Cuma, Ekim 26, 2007

daral

Analitik zekamı seveyim, ağız tadıyla ağlayıp patlayamıyorum.Şöyle içli içli, ya da, bağıra çağıra, boğazımı tıkayan, göğsüme oturan neyse onu defedemiyorum.Çünkü bir "sebep" olmalı.

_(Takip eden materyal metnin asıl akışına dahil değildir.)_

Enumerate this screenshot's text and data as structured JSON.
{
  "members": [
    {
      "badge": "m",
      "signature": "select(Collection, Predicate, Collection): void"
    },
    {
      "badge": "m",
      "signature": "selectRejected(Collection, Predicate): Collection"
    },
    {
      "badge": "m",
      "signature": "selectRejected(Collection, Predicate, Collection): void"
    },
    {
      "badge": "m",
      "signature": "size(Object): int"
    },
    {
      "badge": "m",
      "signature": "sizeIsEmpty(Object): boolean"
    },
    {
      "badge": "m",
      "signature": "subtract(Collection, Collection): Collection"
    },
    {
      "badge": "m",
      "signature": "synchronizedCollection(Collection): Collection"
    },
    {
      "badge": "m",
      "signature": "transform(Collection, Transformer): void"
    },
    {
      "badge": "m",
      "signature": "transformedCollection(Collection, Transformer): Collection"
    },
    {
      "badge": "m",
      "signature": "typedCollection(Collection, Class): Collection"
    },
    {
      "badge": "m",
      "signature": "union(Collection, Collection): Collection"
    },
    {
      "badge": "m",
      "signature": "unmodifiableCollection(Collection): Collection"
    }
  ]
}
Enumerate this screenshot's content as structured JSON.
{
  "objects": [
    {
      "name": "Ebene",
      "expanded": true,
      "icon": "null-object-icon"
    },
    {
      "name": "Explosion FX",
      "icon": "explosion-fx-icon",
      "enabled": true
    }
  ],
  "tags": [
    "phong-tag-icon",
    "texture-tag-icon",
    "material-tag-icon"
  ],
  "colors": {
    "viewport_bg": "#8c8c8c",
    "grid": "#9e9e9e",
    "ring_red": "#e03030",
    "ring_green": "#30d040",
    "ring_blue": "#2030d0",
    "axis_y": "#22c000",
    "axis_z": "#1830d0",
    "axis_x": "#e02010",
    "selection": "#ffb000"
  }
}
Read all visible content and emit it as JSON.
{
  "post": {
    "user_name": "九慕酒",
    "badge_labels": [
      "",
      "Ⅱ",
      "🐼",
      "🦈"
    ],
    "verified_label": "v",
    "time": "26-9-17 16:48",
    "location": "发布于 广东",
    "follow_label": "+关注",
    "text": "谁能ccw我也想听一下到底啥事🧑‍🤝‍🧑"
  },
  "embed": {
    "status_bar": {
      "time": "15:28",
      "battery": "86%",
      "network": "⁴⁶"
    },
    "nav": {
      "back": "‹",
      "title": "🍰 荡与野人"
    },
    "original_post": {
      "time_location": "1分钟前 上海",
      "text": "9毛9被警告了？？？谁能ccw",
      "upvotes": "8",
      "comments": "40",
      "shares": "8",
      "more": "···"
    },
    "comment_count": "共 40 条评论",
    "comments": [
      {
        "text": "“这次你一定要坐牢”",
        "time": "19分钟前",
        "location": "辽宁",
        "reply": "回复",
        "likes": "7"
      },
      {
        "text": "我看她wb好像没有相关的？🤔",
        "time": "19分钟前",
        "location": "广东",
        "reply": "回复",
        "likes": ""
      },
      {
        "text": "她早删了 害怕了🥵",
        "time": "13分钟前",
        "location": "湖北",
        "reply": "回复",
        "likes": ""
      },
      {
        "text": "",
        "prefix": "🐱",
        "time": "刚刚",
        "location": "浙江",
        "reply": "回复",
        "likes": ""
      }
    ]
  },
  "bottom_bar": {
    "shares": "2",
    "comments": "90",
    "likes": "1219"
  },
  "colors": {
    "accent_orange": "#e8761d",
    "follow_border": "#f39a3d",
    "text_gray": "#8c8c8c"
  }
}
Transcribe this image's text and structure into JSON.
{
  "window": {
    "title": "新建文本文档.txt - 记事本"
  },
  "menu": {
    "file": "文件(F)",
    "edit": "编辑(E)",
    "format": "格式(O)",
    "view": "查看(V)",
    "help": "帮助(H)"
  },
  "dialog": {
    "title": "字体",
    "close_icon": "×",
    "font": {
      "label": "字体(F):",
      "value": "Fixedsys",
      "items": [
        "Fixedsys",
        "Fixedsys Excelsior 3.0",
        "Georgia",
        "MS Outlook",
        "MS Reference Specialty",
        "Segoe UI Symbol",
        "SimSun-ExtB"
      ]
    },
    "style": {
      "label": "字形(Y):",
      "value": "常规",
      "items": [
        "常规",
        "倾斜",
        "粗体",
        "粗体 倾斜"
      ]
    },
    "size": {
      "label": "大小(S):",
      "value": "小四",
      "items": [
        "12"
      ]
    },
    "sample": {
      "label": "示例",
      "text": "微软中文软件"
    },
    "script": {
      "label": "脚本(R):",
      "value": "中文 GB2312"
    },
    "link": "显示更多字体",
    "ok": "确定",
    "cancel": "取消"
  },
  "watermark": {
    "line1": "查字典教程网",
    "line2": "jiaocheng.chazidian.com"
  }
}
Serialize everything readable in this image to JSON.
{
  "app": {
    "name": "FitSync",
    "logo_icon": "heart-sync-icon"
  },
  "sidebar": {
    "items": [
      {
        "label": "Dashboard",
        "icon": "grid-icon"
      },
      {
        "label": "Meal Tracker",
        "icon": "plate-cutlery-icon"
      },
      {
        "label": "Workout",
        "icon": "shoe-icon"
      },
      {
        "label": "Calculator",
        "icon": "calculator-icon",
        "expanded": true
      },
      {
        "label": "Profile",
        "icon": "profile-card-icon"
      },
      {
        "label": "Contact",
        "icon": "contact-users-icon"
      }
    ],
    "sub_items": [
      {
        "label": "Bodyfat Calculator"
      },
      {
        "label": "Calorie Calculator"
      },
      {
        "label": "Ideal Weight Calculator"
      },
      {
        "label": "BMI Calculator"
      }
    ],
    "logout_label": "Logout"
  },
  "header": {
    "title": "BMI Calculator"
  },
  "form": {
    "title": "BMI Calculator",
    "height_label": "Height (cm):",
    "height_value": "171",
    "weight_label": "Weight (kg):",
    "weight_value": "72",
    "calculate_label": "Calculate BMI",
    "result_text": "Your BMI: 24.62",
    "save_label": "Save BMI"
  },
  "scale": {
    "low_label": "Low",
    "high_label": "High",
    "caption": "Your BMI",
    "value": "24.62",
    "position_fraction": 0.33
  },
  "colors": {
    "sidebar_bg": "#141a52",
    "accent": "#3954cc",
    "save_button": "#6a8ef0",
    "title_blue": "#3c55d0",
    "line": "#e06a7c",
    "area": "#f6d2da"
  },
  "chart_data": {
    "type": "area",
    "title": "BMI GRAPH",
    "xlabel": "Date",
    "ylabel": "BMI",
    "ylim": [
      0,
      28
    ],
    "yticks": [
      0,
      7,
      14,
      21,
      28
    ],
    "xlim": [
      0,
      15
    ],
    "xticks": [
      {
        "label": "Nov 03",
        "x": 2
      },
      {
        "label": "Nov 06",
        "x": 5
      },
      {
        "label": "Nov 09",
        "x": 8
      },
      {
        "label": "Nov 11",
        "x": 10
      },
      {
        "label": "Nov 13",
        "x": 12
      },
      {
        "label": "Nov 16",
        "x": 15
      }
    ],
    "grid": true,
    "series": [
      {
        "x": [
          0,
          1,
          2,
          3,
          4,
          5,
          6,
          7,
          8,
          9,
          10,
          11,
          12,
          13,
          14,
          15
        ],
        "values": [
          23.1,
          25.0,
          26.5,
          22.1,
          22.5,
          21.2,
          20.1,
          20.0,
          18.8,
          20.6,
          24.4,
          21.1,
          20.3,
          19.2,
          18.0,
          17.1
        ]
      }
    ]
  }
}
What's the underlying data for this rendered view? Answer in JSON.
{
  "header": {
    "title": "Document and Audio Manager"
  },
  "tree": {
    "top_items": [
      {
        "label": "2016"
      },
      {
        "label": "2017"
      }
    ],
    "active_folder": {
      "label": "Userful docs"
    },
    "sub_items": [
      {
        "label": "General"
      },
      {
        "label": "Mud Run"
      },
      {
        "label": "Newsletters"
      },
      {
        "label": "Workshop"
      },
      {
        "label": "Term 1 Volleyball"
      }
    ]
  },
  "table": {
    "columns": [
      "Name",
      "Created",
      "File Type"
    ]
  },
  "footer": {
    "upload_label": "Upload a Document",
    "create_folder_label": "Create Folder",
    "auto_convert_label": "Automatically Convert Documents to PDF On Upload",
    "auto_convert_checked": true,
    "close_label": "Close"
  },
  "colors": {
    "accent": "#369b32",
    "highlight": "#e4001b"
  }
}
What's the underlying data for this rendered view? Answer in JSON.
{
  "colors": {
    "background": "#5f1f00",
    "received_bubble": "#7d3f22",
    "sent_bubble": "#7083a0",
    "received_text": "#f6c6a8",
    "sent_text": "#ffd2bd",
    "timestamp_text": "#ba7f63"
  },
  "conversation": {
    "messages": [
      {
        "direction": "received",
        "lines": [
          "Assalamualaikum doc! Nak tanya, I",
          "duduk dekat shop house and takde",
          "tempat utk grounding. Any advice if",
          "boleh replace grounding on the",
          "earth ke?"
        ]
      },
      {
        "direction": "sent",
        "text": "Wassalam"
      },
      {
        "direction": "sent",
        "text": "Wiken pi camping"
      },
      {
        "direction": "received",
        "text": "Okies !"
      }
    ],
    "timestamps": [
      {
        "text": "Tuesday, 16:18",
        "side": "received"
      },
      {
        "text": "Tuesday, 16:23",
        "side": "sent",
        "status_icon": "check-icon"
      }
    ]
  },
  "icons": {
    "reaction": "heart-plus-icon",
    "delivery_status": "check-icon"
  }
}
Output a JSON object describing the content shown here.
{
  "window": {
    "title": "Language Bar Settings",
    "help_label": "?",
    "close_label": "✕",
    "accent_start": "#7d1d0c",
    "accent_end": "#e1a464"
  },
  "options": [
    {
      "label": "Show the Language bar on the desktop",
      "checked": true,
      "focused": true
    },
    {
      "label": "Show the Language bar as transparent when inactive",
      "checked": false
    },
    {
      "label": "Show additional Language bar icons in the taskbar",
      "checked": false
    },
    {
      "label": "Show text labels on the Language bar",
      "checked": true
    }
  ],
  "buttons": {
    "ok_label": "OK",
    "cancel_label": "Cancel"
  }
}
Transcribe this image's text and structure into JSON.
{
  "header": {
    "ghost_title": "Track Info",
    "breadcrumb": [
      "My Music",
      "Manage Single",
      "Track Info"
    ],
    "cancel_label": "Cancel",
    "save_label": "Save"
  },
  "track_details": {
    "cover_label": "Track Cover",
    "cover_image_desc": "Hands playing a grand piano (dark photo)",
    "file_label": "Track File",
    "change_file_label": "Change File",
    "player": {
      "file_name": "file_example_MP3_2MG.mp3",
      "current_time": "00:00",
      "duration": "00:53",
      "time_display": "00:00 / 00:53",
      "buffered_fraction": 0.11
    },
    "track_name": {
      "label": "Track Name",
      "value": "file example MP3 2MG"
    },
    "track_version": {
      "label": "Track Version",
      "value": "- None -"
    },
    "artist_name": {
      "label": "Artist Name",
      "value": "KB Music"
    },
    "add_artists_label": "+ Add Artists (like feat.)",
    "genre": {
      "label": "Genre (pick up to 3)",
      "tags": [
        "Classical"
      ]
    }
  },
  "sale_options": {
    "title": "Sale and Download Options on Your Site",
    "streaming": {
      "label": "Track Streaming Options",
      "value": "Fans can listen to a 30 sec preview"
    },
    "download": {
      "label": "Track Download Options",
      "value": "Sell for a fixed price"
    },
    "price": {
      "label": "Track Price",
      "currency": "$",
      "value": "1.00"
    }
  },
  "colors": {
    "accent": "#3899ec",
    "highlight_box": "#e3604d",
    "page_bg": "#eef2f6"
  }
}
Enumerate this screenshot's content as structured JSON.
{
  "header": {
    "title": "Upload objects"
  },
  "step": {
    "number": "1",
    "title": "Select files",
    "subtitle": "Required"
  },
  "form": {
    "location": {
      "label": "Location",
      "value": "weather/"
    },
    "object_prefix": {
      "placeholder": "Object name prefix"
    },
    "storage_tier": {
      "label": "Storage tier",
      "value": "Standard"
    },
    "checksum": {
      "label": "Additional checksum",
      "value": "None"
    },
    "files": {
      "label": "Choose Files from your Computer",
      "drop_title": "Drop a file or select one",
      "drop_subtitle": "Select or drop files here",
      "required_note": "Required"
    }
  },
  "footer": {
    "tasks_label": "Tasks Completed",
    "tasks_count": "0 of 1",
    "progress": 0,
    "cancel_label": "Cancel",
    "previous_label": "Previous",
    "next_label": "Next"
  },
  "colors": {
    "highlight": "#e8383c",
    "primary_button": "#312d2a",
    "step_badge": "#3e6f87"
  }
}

Bu mu? Yoksa şu mu? Ya o, bütün sebep o olabilir mi? Yok o olamaz, o zaman şunu da düşünürdüm. Halbuki umurumda değil,demek ki sebep "o" değil.

Ne o zaman?

Bir sebep bile bulamıyorsun, otur buna ağla.
Hayır bunun için yeterince üzgün değilim.

Ağlayamıyorum.

Çare bu mu, onu da bilmiyorum.
Bak şimdi...
Çare buysa, yap o zaman!
Olmuyor.
Çarenin bu olduğunu nerden biliyorum, belki de değil. Ne peki?
Düşün...
Hayır düşünme!
Düşün, ama düşünme. Bırak aksın.Üzen şeyler düşün.Hayır karışma!

Yol bitti, sebepsizce ağlayamadık.
Sebep ararken sebepsiz kaldık.
Dipsiz kuyularda ipsiz kaldık.
Terkedildik.

Analitik paranoyamı seveyim, belki de en başından beri yanlış yoldayız.